NEW YORKNEW YORK (Reuters) - Democratic presidential candidate Joe Biden saw no bounce in popular support after last week's Democratic National Convention, according to a Reuters/Ipsos poll released on Wednesday, pointing to Americans' hardened political views.
Biden held his lead over President Donald Trump in the national opinion poll taken Aug. 19 to 25, with 47% of registered voters backing the Democratic challenger and 40% supporting the Republican incumbent. That was a similar edge to what Biden had before his party's convention, a scaled-back, virtual event because of the coronavirus pandemic.
That marks a shift from many past election cycles. The previous Democratic nominee, Hillary Clinton, saw a 4-percentage-point gain against Trump after her party's 2016 convention, while Trump's support also rose 4 points after his party's gathering that year. The Republicans are holding their convention, a mix of in-person and virtual events, this week.
There are a number of likely reasons why Biden has not received a similar jump in support. The party nominating conventions were scheduled later in the election year and the party faithful gathered mostly online because of concerns about the coronavirus.
There also appear to be fewer undecided voters in 2020. About 14% of registered voters did not support either of the major-party candidates in the latest poll, down from about 22% who were similarly undecided four years ago.
The poll also found that while Biden improved his standing over the past month among African Americans, Trump has eaten into Biden's advantage in the suburbs. He has been attacking Biden by painting him as a threat to the "suburban lifestyle dream."
Biden's advantage over Trump among African Americans increased by 6 percentage points from July to August, after he named Kamala Harris as his running mate, making her the first Black woman nominated by a major party for vice president. About 71% of African-American respondents said they supported Biden for president, while 9% would vote for Trump.
Biden's advantage declined by 4 points, however, among Americans who live in the suburbs, with about 44% saying they would support him, compared with 36% saying they would vote for Trump.

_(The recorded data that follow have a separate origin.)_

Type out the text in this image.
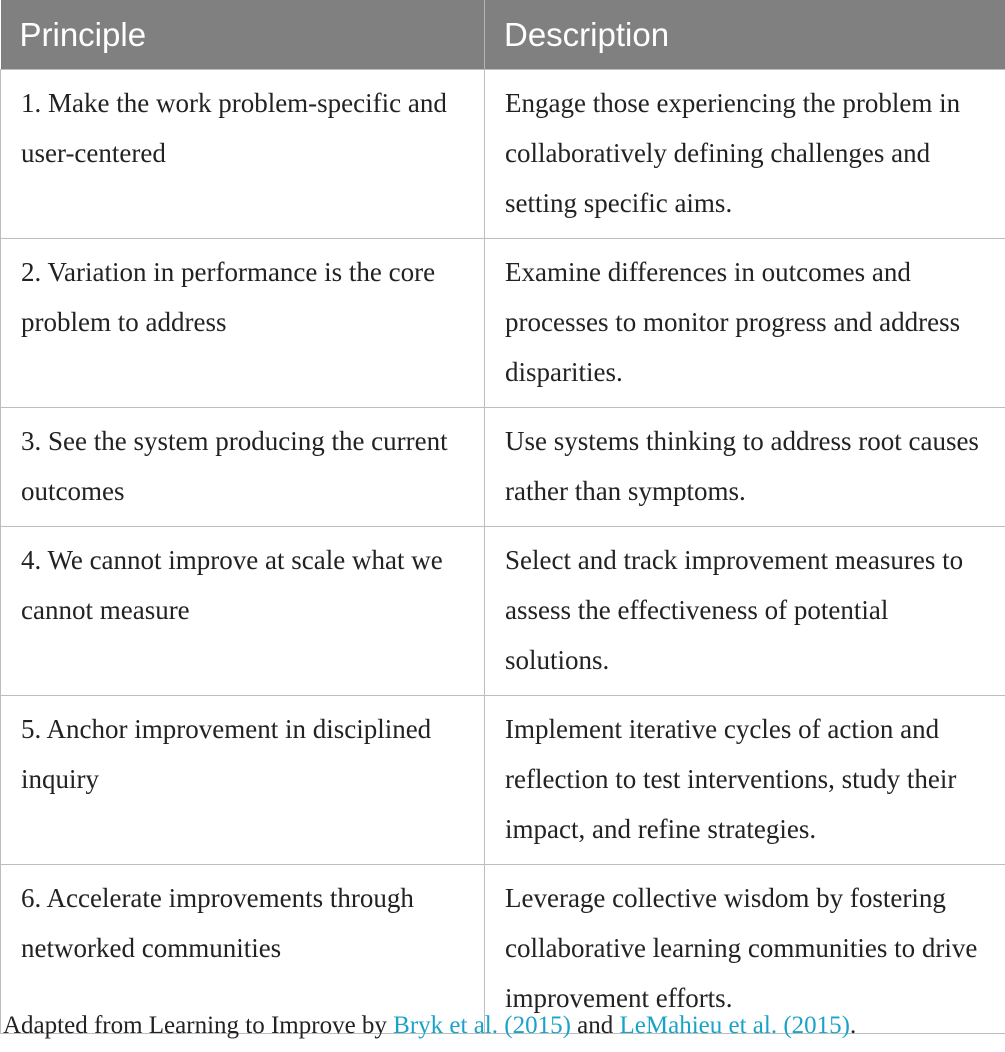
Principle	Description
1. Make the work problem-specific and user-centered	Engage those experiencing the problem in collaboratively defining challenges and setting specific aims.
2. Variation in performance is the core problem to address	Examine differences in outcomes and processes to monitor progress and address disparities.
3. See the system producing the current outcomes	Use systems thinking to address root causes rather than symptoms.
4. We cannot improve at scale what we cannot measure	Select and track improvement measures to assess the effectiveness of potential solutions.
5. Anchor improvement in disciplined inquiry	Implement iterative cycles of action and reflection to test interventions, study their impact, and refine strategies.
6. Accelerate improvements through networked communities	Leverage collective wisdom by fostering collaborative learning communities to drive improvement efforts.
Adapted from Learning to Improve by Bryk et al. (2015) and LeMahieu et al. (2015).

The poll also found that 41% of Americans approved of Trump's performance in office, while 55% disapproved. Registered voters are mostly interested in picking a president based on the candidate's perceived abilities to respond to the coronavirus pandemic, restore trust in American government and improve the economy.

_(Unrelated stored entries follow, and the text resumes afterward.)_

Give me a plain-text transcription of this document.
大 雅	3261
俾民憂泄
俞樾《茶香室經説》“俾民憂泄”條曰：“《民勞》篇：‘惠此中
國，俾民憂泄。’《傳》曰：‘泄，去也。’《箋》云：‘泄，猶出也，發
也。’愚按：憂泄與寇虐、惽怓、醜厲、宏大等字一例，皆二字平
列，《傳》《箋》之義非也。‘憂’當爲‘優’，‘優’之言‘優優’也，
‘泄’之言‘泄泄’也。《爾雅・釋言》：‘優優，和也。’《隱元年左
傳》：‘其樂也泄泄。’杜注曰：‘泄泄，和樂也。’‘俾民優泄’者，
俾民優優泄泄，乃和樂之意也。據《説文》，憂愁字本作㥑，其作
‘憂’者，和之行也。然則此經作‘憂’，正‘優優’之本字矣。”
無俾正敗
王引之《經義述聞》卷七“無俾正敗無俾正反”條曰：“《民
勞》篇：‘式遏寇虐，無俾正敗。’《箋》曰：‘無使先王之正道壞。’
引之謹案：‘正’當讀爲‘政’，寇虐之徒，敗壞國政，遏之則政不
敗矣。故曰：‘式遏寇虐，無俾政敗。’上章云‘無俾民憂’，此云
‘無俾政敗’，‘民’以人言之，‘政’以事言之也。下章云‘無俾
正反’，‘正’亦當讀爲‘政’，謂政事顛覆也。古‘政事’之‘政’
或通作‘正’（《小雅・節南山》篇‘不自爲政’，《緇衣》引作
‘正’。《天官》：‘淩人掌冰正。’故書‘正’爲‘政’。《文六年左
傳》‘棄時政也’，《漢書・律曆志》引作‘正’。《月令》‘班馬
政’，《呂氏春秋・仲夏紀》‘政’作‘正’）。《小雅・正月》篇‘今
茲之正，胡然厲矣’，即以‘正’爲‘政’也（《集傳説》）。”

Registered voters are more likely to consider Biden the stronger candidate when it comes to dealing with the coronavirus and restoring trust in government, while Trump was more likely to be considered superior when it comes to the economy.
The Reuters/Ipsos poll was conducted online, in English, throughout the United States. It gathered responses from 4,320 American adults, including 3,829 registered voters, 2,230 who said they live in the suburbs and 488 who identify as African Americans. The poll has a credibility interval, a measure of precision of between 2 and 5 percentage points.